8-11 Ekim tarihleri arasında Filmekimi ve İstanbul Kahve Festivali ile günler dolu ve keyifli geçti. Filmekimi en sevdiğimiz etkinliklerden, çok fazla filme bilet almasak da tadını çıkartmayı bildik. İzlediğimiz filmler arasında en etkileyici olan aynı zamanda festivali açtığımız film, I Daniel Blake idi. Abartısızca söylüyorum hala etkisi altındayım, aklıma geldikçe gözüm doluyor. Filmden sonra yeni kahveler deneyip keyif yapmak amacıyla İstanbul Kahve Festivali’nin düzenlendiği mekana gittik ama keyif ne mümkün! Maalesef çok kalabalıktı, alanın büyüklüğü bile yetmemişti. Bu zor şartlar altında içtiğimiz kahvelerden ne kadar keyif aldık anımsamıyorum bile.


Sanırım 4-5 yıl kadar önce, Küçüksahne’de izlediğim bir DT oyunu vardı, o zamanlar bilet almak kolaydı. Belki tiyatro henüz bu kadar ilgi görmüyordu bilemiyorum ama sonrasında oyuna yer bulmak neredeyse imkansız hale geldi. Bahsettiğim oyun Profesyonel. İzlemiş olmama rağmen bir kez daha izlemek istediğim, hatta kardeşim ve sevgilim de izlesin diye bilet kovaladığım güzelim oyun. Nihayet bir kez daha bilet bulmayı başardık ve izledik. Öncesinde ise Tim Burton’un yönettiği Bayan Peregrine’in Tuhaf Çocukları isimli uyarlamayı izledik. Kitabı okumadığım için uyarlanışı konusuna yorumum yok ancak film olarak iyiydi, keyif aldık.

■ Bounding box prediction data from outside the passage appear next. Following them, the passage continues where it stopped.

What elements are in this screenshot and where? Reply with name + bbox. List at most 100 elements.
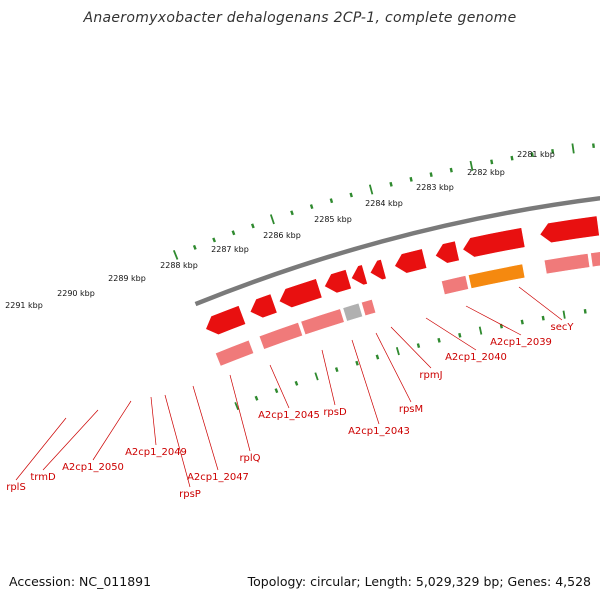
scale-tick <box>349 192 353 198</box>
scale-tick <box>375 354 380 360</box>
scale-label: 2281 kbp <box>517 150 555 159</box>
gene-block <box>342 302 364 322</box>
scale-tick <box>231 230 236 236</box>
scale-tick <box>458 332 462 338</box>
gene-arrow <box>434 240 460 264</box>
gene-arrow <box>394 248 428 274</box>
leader-line <box>150 396 157 446</box>
scale-tick <box>395 347 400 356</box>
scale-tick <box>192 244 197 250</box>
gene-block <box>590 251 600 268</box>
gene-label: A2cp1_2040 <box>445 352 507 363</box>
leader-line <box>92 400 132 461</box>
map-title: Anaeromyxobacter dehalogenans 2CP-1, com… <box>83 10 517 26</box>
scale-tick <box>254 395 259 401</box>
gene-arrow <box>324 269 352 294</box>
scale-tick <box>334 367 339 373</box>
scale-tick <box>389 181 393 187</box>
scale-tick <box>416 343 421 349</box>
scale-tick <box>510 155 514 161</box>
genome-summary-text: Topology: circular; Length: 5,029,329 bp… <box>247 574 591 589</box>
scale-label: 2291 kbp <box>5 301 43 310</box>
scale-label: 2282 kbp <box>467 168 505 177</box>
gene-arrow <box>249 293 278 319</box>
scale-tick <box>490 159 494 165</box>
leader-line <box>321 349 336 406</box>
label-leader-lines <box>15 286 563 488</box>
leader-line <box>390 326 432 369</box>
gene-label: trmD <box>30 472 56 483</box>
gene-arrow <box>350 264 368 286</box>
scale-label: 2288 kbp <box>160 261 198 270</box>
scale-tick <box>172 249 179 260</box>
gene-label: rpsP <box>179 489 201 500</box>
gene-arrow <box>205 305 247 336</box>
scale-tick <box>551 149 555 154</box>
scale-tick <box>234 401 240 411</box>
gene-label: rplS <box>6 482 26 493</box>
scale-tick <box>250 223 255 229</box>
leader-line <box>42 409 99 471</box>
inner-scale-ticks <box>234 309 587 411</box>
gene-block <box>214 339 255 367</box>
scale-tick <box>294 380 299 386</box>
leader-line <box>15 417 67 481</box>
scale-tick <box>520 319 524 325</box>
scale-label: 2289 kbp <box>108 274 146 283</box>
gene-block <box>441 275 469 296</box>
scale-tick <box>368 184 374 195</box>
gene-block <box>360 298 377 317</box>
leader-line <box>375 332 412 403</box>
scale-label: 2284 kbp <box>365 199 403 208</box>
gene-label: A2cp1_2043 <box>348 426 410 437</box>
gene-block <box>543 253 591 275</box>
scale-tick <box>329 198 334 204</box>
gene-label: A2cp1_2039 <box>490 337 552 348</box>
gene-arrow <box>462 227 526 258</box>
scale-tick <box>571 143 575 154</box>
leader-line <box>425 317 477 351</box>
gene-label: secY <box>551 322 575 333</box>
scale-tick <box>449 167 453 173</box>
gene-block <box>467 263 526 289</box>
scale-tick <box>562 310 566 319</box>
scale-tick <box>314 372 319 381</box>
gene-label: rplQ <box>239 453 260 464</box>
gene-label: A2cp1_2049 <box>125 447 187 458</box>
leader-line <box>229 374 251 452</box>
gene-label: A2cp1_2050 <box>62 462 124 473</box>
scale-label: 2286 kbp <box>263 231 301 240</box>
scale-label: 2285 kbp <box>314 215 352 224</box>
accession-text: Accession: NC_011891 <box>9 574 152 589</box>
scale-tick <box>478 326 483 335</box>
scale-tick <box>269 214 275 225</box>
gene-label: rpsM <box>399 404 423 415</box>
scale-tick <box>409 176 413 182</box>
gene-label: rpmJ <box>419 370 442 381</box>
scale-tick <box>290 210 294 216</box>
gene-arrow <box>539 215 600 244</box>
gene-arrow <box>278 278 323 309</box>
leader-line <box>269 364 290 409</box>
scale-tick <box>469 160 474 171</box>
gene-label: rpsD <box>323 407 347 418</box>
scale-label: 2287 kbp <box>211 245 249 254</box>
scale-tick <box>212 237 217 243</box>
genome-backbone <box>194 196 600 307</box>
scale-tick <box>530 152 534 158</box>
leader-line <box>518 286 563 321</box>
scale-tick <box>592 143 595 149</box>
gene-block <box>300 308 345 336</box>
leader-line <box>351 339 380 425</box>
leader-line <box>465 305 522 336</box>
scale-tick <box>274 388 279 394</box>
gene-label: A2cp1_2045 <box>258 410 320 421</box>
scale-tick <box>309 204 314 210</box>
gene-track <box>205 215 600 367</box>
leader-line <box>164 394 191 488</box>
scale-tick <box>429 172 433 177</box>
scale-label: 2283 kbp <box>416 183 454 192</box>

23 Ekim’de Ortaköy Yetimhanesi’nde yer alan Foto İstanbul sergisini görmeye gittik. Aslında birden fazla alana yayılmış bir etkinlikti ancak hepsine gitme şansımız olamadı bu nedenle en çok merak ettiğimize gitmeyi tercih ettik. Yetimhane binası tam korku filmi mekanı haline gelmiş. Ancak burada sergi fikri kimin aklına geldiyse kutlarım çünkü gerçekten yakışmış ve etkileyiciliğini artırmıştı.

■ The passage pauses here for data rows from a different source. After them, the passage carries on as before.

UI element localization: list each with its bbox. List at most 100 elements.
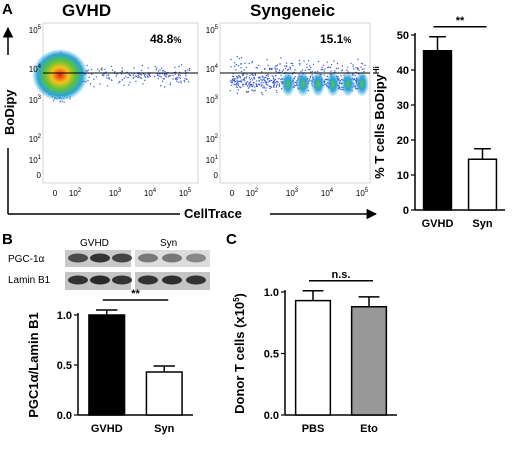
gvhd-event-dot [185,78,188,80]
gvhd-event-dot [110,65,113,68]
syn-event-dot [275,65,278,67]
syn-event-dot [233,78,236,80]
gvhd-event-dot [63,101,65,103]
syn-event-dot [276,91,278,94]
gvhd-event-dot [159,85,162,87]
syn-event-dot [337,67,339,69]
western-band [162,275,182,285]
syn-event-dot [317,60,320,63]
syn-event-dot [269,87,271,90]
gvhd-event-dot [140,77,143,79]
syn-event-dot [277,81,279,83]
syn-event-dot [237,65,240,67]
celltrace-axis-label: CellTrace [184,206,242,221]
gvhd-event-dot [86,64,88,67]
gvhd-event-dot [128,73,130,76]
bodipy-axis-label: BoDipy [2,89,17,135]
flow-y-tick-label: 104 [29,64,42,74]
syn-event-dot [289,68,292,70]
syn-event-dot [301,69,304,71]
syn-event-dot [278,78,280,80]
y-tick-label: 1.0 [264,287,279,299]
y-tick-label: 0.0 [57,410,72,422]
western-band [112,275,132,285]
gvhd-event-dot [184,70,186,72]
syn-event-dot [268,77,270,80]
syn-event-dot [327,66,329,69]
syn-event-dot [326,61,328,63]
syn-event-dot [261,75,263,78]
syn-event-dot [275,70,277,72]
gvhd-event-dot [120,73,123,75]
gvhd-event-dot [137,74,139,77]
syn-event-dot [230,80,232,83]
flow-y-tick-label: 103 [206,95,219,105]
y-tick-label: 1.0 [57,310,72,322]
syn-event-dot [272,82,274,84]
syn-event-dot [262,82,264,84]
syn-event-dot [334,70,336,72]
syn-event-dot [290,62,292,65]
syn-event-dot [254,73,257,76]
gvhd-event-dot [87,69,89,71]
syn-event-dot [252,74,254,77]
syn-event-dot [354,75,356,77]
gvhd-event-dot [114,71,116,73]
syn-event-dot [230,58,232,61]
syn-event-dot [234,80,236,83]
syn-event-dot [247,87,250,89]
syn-event-dot [238,74,240,77]
syn-event-dot [335,67,338,70]
bar-chart-a: 0 10 20 30 40 50 % T cells BoDipyHi GVHD Syn ** [372,15,505,230]
syn-event-dot [268,80,270,83]
syn-event-dot [292,64,294,67]
gvhd-event-dot [147,67,149,69]
gvhd-event-dot [169,84,171,86]
syn-event-dot [260,85,262,87]
gvhd-event-dot [184,78,186,80]
bar-pbs [294,299,332,416]
syn-event-dot [281,70,284,72]
bar-syn [467,158,498,211]
syn-event-dot [352,64,354,66]
syn-event-dot [255,66,257,69]
syn-event-dot [275,89,278,92]
flow-y-tick-exp: 5 [215,25,219,31]
syn-division-peak [355,71,369,97]
syn-event-dot [364,64,366,67]
bar-chart-c: 0.0 0.5 1.0 Donor T cells (x105) PBS Eto n.s. [232,269,397,435]
syn-event-dot [248,82,250,84]
syn-event-dot [274,78,276,81]
flow-y-tick-label: 105 [206,25,219,35]
syn-division-peak [296,71,310,97]
syn-event-dot [361,68,363,71]
syn-event-dot [244,83,246,85]
syn-event-dot [270,79,273,82]
flow-y-tick-label: 103 [29,95,42,105]
gvhd-event-dot [140,74,142,76]
flow-y-tick-exp: 1 [215,155,219,161]
gvhd-event-dot [183,79,185,82]
y-axis-label-sup: Hi [372,66,381,74]
syn-event-dot [275,75,277,77]
gvhd-event-dot [164,86,166,88]
gvhd-event-dot [148,74,151,77]
gvhd-event-dot [169,82,172,84]
syn-event-dot [350,62,352,65]
syn-event-dot [272,77,275,80]
gvhd-event-dot [159,75,161,77]
gvhd-event-dot [155,69,157,71]
syn-event-dot [254,89,256,91]
syn-event-dot [262,78,264,81]
gvhd-event-dot [141,64,143,67]
y-tick-label: 20 [397,135,409,147]
syn-event-dot [279,63,281,65]
syn-event-dot [311,74,313,76]
gvhd-event-dot [128,84,130,86]
syn-event-dot [265,87,267,89]
syn-event-dot [245,76,248,78]
flow-x-tick-exp: 2 [255,188,259,194]
syn-event-dot [233,83,235,86]
gvhd-event-dot [138,73,140,75]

Ekim genel olarak yoğun ve keyifliydi. Yazın sıkıcılığından sonra hem havanın yavaşça soğuması hem de etkinliklerin çoğalmasıyla genelde yılın en hareketli ayıdır benim için. Bu yıl da durum değişmedi ve sevgilimin de eşliği ile çok daha keyifli bir hal aldı.

Şimdilik bu kadar ben gidip Kasım notlarını hazırlamaya başlayayım, bu üşengeçlik ile Aralık ortasına ancak yetiştiririm sanırım.